PVGU v2.0: Reavaliando a Tensão de Hubble

PVGU v2.0 — Reavaliando a Tensão de Hubble | Isaías Balthazar da Silva

PVGU v2.0: Reavaliando a Tensão de Hubble

Os testes empíricos recentes realizados com o catálogo observacional Pantheon+, por meio de inferência bayesiana e modelagem estatística computacional em ambiente Google Colab, indicam que o Princípio da Vibração Geométrica Universal (PVGU) constitui uma alternativa estatisticamente competitiva ao modelo ΛCDM na descrição da expansão cosmológica em baixo redshift.

“Os resultados sugerem que parte das discrepâncias cosmológicas pode emergir de efeitos geométrico-vibracionais do espaço-tempo, reduzindo a necessidade de termos fenomenológicos adicionais.”

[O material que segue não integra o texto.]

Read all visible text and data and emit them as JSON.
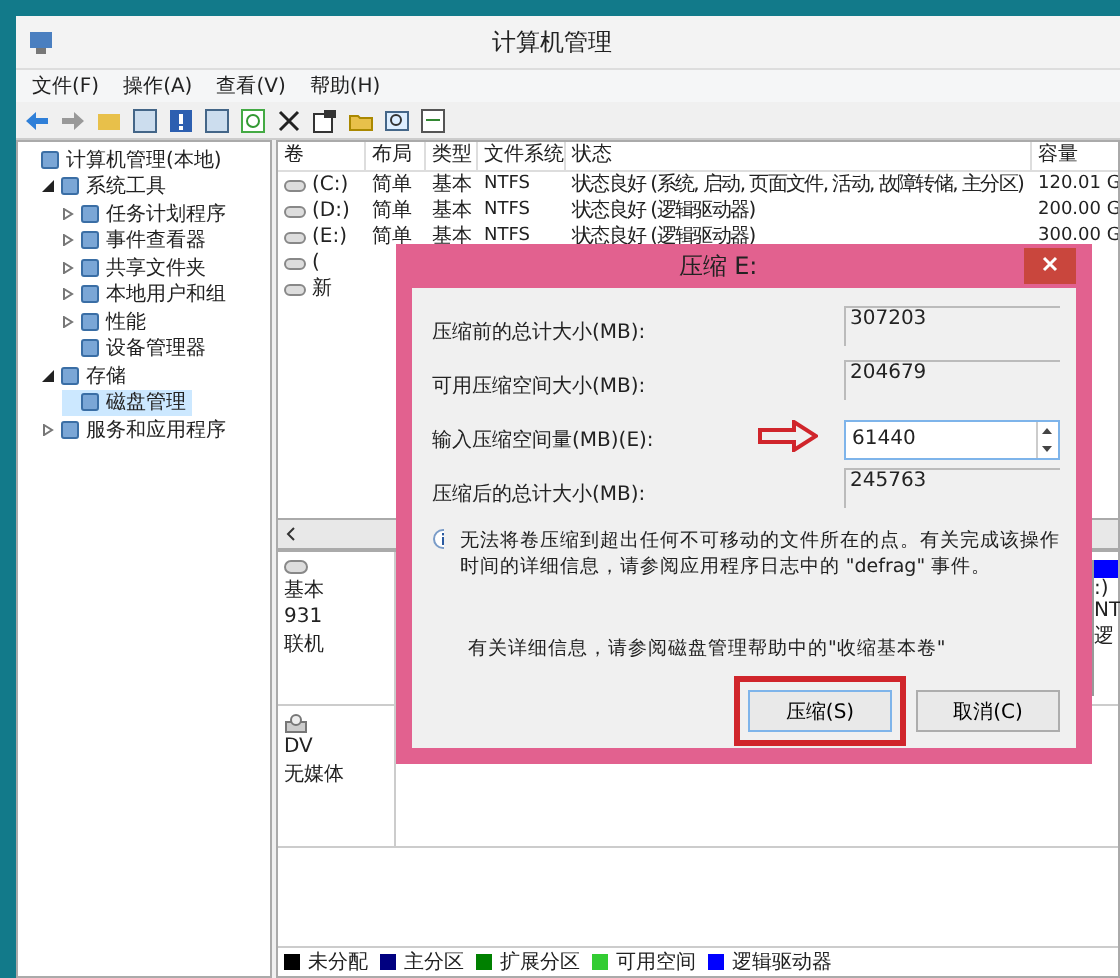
{
  "window": {
    "title": "计算机管理"
  },
  "menu": [
    "文件(F)",
    "操作(A)",
    "查看(V)",
    "帮助(H)"
  ],
  "tree": [
    {
      "label": "计算机管理(本地)",
      "selected": false,
      "children": [
        {
          "label": "系统工具",
          "expandable": true,
          "expanded": true,
          "selected": false,
          "children": [
            {
              "label": "任务计划程序",
              "expandable": true,
              "expanded": false,
              "selected": false
            },
            {
              "label": "事件查看器",
              "expandable": true,
              "expanded": false,
              "selected": false
            },
            {
              "label": "共享文件夹",
              "expandable": true,
              "expanded": false,
              "selected": false
            },
            {
              "label": "本地用户和组",
              "expandable": true,
              "expanded": false,
              "selected": false
            },
            {
              "label": "性能",
              "expandable": true,
              "expanded": false,
              "selected": false
            },
            {
              "label": "设备管理器",
              "expandable": false,
              "expanded": false,
              "selected": false
            }
          ]
        },
        {
          "label": "存储",
          "expandable": true,
          "expanded": true,
          "selected": false,
          "children": [
            {
              "label": "磁盘管理",
              "expandable": false,
              "expanded": false,
              "selected": true
            }
          ]
        },
        {
          "label": "服务和应用程序",
          "expandable": true,
          "expanded": false,
          "selected": false
        }
      ]
    }
  ],
  "volumes": {
    "columns": [
      "卷",
      "布局",
      "类型",
      "文件系统",
      "状态",
      "容量"
    ],
    "rows": [
      [
        "(C:)",
        "简单",
        "基本",
        "NTFS",
        "状态良好 (系统, 启动, 页面文件, 活动, 故障转储, 主分区)",
        "120.01 G"
      ],
      [
        "(D:)",
        "简单",
        "基本",
        "NTFS",
        "状态良好 (逻辑驱动器)",
        "200.00 G"
      ],
      [
        "(E:)",
        "简单",
        "基本",
        "NTFS",
        "状态良好 (逻辑驱动器)",
        "300.00 G"
      ],
      [
        "(",
        "",
        "",
        "",
        "",
        ""
      ],
      [
        "新",
        "",
        "",
        "",
        "",
        ""
      ]
    ]
  },
  "disks": [
    {
      "kind": "disk",
      "lines": [
        "基本",
        "931",
        "联机"
      ]
    },
    {
      "kind": "dvd",
      "lines": [
        "DV",
        "无媒体"
      ]
    }
  ],
  "partition": {
    "lines": [
      ":)",
      "NT",
      "逻"
    ]
  },
  "legend": [
    {
      "label": "未分配",
      "color": "#000000"
    },
    {
      "label": "主分区",
      "color": "#000080"
    },
    {
      "label": "扩展分区",
      "color": "#008000"
    },
    {
      "label": "可用空间",
      "color": "#33cc33"
    },
    {
      "label": "逻辑驱动器",
      "color": "#0000ff"
    }
  ],
  "dialog": {
    "title": "压缩 E:",
    "fields": [
      {
        "label": "压缩前的总计大小(MB):",
        "value": "307203",
        "kind": "readonly"
      },
      {
        "label": "可用压缩空间大小(MB):",
        "value": "204679",
        "kind": "readonly"
      },
      {
        "label": "输入压缩空间量(MB)(E):",
        "value": "61440",
        "kind": "spin"
      },
      {
        "label": "压缩后的总计大小(MB):",
        "value": "245763",
        "kind": "readonly"
      }
    ],
    "info": "无法将卷压缩到超出任何不可移动的文件所在的点。有关完成该操作时间的详细信息，请参阅应用程序日志中的 \"defrag\" 事件。",
    "help": "有关详细信息，请参阅磁盘管理帮助中的\"收缩基本卷\"",
    "buttons": [
      {
        "label": "压缩(S)",
        "highlighted": true
      },
      {
        "label": "取消(C)",
        "highlighted": false
      }
    ]
  }
}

No contexto da chamada Tensão de Hubble — a discrepância persistente entre estimativas locais e cosmológicas da constante de expansão do universo — o PVGU propõe uma interpretação alternativa: a expansão observada não seria apenas consequência de um termo cosmológico estático, mas também de um regime dinâmico de relaxamento geométrico do espaço-tempo. Essa abordagem permite reinterpretar parte das anomalias observacionais sem recorrer, de forma imediata, a extensões fenomenológicas ad hoc.

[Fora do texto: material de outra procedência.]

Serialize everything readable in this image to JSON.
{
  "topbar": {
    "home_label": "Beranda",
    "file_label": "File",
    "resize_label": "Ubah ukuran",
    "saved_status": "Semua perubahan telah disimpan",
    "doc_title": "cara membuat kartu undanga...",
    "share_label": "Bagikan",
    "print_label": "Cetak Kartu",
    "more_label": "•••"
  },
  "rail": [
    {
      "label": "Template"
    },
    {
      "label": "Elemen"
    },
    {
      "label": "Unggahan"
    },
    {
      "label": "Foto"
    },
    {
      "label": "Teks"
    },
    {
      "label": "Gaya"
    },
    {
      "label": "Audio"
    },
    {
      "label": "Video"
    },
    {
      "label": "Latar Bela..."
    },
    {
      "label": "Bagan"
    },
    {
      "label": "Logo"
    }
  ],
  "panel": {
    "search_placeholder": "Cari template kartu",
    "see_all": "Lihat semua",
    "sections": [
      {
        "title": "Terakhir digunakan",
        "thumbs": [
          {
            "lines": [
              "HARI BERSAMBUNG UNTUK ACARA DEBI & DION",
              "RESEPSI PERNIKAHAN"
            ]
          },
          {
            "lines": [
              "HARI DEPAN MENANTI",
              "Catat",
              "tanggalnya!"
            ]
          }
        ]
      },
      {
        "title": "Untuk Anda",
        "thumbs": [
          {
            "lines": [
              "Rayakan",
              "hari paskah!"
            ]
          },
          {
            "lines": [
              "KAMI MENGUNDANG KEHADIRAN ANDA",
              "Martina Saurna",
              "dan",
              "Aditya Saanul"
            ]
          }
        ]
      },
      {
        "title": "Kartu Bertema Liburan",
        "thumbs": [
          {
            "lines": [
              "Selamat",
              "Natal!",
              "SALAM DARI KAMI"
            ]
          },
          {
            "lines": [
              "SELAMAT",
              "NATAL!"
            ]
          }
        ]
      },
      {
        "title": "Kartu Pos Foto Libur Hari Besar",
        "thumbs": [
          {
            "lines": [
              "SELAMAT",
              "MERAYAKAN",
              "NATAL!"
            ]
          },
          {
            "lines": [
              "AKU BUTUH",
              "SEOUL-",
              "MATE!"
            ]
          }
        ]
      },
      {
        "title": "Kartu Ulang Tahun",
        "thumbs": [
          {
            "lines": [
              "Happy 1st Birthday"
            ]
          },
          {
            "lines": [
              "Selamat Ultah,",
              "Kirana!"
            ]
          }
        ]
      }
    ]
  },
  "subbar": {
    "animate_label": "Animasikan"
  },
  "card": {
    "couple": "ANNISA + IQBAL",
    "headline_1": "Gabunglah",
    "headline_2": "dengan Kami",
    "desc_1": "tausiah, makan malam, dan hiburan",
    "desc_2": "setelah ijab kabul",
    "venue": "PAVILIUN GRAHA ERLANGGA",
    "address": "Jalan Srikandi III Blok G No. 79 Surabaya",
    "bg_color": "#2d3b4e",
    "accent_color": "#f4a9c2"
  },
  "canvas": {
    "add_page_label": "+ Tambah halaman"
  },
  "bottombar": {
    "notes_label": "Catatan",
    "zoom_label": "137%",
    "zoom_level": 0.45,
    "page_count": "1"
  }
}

Métricas de Validação Estatística

Redução de Degenerescência

H0 vs Ωm: −0.61

(ΛCDM: −0.86)

Evidência Bayesiana

Decisiva

ΔlogZ ≈ +19.51 (escala de Jeffreys)

Constante de Hubble

69.19 ± 0.8 km/s/Mpc

Melhor ajuste inferido

A redução da degenerescência entre expansão e densidade de matéria sugere que o termo vibracional introduzido pelo PVGU absorve parte das correlações degeneradas tradicionalmente atribuídas a componentes escuras efetivas. Em termos práticos, isso significa que o modelo reduz dependências paramétricas internas e melhora a separabilidade estatística entre expansão e conteúdo material.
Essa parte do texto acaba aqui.